Surgical treatments for hepatolithiasis complicated with biliary cirrhosis and portal hypertension
10.3877/cma.j.issn.2095-3232.2015.01.007
- VernacularTitle:肝胆管结石合并胆汁性肝硬化和门静脉高压症的外科治疗
- Author:
Caixian LIAO
1
;
Jie ZHOU
;
Dinghua YANG
;
Jianhua LIN
;
Siyun ZHANG
Author Information
1. 南方医科大学南方医院肝胆外科
- Keywords:
Cholelithiasis;
Liver cirrhosis,biliary;
Hypertension,portal;
Surgical procedures,operative;
Portasystemic shunt,surgical;
Portasystemic shunt,transjugular intrahepatic;
Individualized medicine
- From:
Chinese Journal of Hepatic Surgery(Electronic Edition)
2015;(1):24-26
- CountryChina
- Language:Chinese
-
Abstract:
Objective To investigate surgical treatments for hepatolithiasis complicated with biliary cirrhosis and portal hypertension. Methods Clinical data of 31 patients with hepatolithiasis complicated with biliary cirrhosis and portal hypertension receiving surgical treatments in Nanfang Hospital, Southern Medical University from June 2004 to June 2013 were analyzed retrospectively. There were 21 males and 8 females with the mean age of (49±8) years old. The informed consents of all patients were obtained and local ethical committee approval had been received. The surgical treatments included one-stage cholangiolithotomy (n=26), two-stage cholangiolithotomy (n=5). The perioperative situation and the treatment efifcacy were observed. Results The median intraoperative blood loss was 537 (300-1 800) ml for the 26 cases undergoing one-stage cholangiolithotomy. Postoperative bleeding was observed in 2 cases.

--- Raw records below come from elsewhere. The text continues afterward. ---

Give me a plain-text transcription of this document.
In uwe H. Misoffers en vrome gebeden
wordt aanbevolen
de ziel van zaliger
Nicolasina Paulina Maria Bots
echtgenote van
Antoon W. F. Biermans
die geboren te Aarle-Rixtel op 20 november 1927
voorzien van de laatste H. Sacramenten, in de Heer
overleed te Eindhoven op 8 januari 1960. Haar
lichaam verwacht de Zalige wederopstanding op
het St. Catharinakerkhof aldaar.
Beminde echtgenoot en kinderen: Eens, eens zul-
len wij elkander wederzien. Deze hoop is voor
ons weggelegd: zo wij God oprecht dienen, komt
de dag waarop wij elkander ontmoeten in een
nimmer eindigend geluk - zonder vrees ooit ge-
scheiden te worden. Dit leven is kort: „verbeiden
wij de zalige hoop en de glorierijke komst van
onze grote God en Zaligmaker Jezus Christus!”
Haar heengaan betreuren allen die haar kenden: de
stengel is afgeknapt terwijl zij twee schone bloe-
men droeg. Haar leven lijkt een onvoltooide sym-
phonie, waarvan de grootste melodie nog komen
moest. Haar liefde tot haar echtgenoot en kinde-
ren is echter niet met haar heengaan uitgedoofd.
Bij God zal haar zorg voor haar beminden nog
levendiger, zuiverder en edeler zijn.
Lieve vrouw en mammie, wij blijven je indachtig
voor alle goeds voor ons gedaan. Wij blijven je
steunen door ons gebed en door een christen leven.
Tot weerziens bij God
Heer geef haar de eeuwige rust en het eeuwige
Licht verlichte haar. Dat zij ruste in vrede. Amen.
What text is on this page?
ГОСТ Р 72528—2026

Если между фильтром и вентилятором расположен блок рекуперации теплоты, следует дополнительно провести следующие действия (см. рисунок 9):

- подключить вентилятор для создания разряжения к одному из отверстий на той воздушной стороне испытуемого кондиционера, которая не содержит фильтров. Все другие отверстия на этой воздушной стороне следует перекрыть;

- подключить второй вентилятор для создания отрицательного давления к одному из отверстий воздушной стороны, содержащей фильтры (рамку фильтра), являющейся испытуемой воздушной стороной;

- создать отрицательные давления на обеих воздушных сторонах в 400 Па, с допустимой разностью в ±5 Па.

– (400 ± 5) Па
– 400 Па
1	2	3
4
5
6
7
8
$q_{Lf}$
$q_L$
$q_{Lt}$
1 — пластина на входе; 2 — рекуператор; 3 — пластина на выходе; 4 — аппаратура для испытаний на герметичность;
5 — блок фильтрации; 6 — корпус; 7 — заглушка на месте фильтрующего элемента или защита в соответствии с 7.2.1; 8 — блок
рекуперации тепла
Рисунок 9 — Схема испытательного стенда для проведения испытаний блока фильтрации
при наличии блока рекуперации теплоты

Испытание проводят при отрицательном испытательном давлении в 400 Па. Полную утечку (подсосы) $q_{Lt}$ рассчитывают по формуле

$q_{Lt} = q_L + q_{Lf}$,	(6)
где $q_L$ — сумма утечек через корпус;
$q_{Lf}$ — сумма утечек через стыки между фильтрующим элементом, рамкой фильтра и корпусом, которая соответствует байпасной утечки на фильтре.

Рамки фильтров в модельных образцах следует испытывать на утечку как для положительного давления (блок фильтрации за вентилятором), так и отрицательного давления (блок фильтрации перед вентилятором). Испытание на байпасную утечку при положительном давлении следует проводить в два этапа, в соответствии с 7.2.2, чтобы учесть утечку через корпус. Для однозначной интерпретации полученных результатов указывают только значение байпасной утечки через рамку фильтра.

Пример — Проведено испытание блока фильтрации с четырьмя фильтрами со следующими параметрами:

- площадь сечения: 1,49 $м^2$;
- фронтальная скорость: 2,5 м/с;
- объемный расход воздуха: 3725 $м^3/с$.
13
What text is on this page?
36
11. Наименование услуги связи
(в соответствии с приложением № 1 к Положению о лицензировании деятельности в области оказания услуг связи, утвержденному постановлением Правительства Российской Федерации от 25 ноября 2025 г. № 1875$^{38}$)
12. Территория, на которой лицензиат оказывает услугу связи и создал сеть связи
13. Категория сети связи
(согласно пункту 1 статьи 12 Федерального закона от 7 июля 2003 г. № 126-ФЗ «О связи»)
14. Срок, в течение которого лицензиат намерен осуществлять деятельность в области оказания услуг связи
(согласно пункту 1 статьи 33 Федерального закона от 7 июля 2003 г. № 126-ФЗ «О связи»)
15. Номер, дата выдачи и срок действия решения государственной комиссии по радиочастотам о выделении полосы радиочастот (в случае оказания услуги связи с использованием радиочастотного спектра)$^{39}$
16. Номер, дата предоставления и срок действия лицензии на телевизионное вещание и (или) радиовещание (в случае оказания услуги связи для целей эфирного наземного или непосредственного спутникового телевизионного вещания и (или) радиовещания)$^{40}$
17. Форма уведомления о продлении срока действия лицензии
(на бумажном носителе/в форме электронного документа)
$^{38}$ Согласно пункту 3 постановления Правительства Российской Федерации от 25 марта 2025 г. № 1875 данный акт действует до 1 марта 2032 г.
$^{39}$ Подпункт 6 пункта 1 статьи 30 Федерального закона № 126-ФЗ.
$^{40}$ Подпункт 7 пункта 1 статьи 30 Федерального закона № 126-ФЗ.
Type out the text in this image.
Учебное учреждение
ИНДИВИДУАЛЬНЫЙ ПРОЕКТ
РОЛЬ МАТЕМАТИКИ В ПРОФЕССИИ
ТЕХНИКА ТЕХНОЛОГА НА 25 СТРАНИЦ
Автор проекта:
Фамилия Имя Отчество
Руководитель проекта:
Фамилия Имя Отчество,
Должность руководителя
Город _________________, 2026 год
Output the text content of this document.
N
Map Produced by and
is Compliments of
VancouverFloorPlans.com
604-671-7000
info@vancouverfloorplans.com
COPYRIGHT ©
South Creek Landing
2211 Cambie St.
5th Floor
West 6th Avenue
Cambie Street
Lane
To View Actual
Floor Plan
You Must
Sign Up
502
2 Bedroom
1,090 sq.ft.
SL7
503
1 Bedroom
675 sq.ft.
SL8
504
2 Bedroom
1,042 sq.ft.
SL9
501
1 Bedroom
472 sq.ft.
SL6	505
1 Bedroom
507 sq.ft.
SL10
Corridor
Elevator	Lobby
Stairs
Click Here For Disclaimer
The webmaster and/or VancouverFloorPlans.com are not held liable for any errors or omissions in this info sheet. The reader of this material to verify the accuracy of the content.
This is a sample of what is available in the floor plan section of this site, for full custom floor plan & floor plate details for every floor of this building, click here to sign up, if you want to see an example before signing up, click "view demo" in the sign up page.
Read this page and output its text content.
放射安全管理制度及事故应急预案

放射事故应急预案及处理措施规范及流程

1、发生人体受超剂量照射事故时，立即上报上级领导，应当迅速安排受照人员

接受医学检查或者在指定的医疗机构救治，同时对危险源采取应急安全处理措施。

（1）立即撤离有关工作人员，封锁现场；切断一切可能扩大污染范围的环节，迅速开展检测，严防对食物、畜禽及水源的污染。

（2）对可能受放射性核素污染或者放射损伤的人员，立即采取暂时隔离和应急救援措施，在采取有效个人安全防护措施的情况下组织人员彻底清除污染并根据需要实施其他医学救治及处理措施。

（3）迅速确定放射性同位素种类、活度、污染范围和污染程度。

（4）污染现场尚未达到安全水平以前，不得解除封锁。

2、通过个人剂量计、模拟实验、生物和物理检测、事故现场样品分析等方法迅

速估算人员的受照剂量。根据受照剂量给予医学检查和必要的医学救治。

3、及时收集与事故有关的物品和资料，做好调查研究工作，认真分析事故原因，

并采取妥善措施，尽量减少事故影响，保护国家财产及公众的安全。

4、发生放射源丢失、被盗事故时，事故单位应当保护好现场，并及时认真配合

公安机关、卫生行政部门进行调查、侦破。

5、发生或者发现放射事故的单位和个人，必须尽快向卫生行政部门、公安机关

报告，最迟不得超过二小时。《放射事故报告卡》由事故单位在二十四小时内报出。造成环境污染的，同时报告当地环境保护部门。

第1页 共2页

Pericardial fundus devascularization and transjugular intrahepatic portosystem shunt (TIPS) were performed emergently in the patients respectively and then the bleeding was ceased. The intraoperative blood loss was 350 (300-450) ml for the left 5 cases undergoing two-stage cholangiolithotomy. The liver function of the patients recovered well and no liver failure, hepatic encephalopathy were observed. The postoperative choledochoscope residual rate of calculus was 16%(5/31) and the ultrasound residual rate of calculus was 26% (8/31). Good efficacy was observed in 14 cases and fine in 17 cases. Conclusions The surgical operation for hepatolithiasis complicated with biliary cirrhosis and portal hypertension is with high dififculty and risk. It is necessary to design personalized surgical plan and to perform multiple surgical procedures.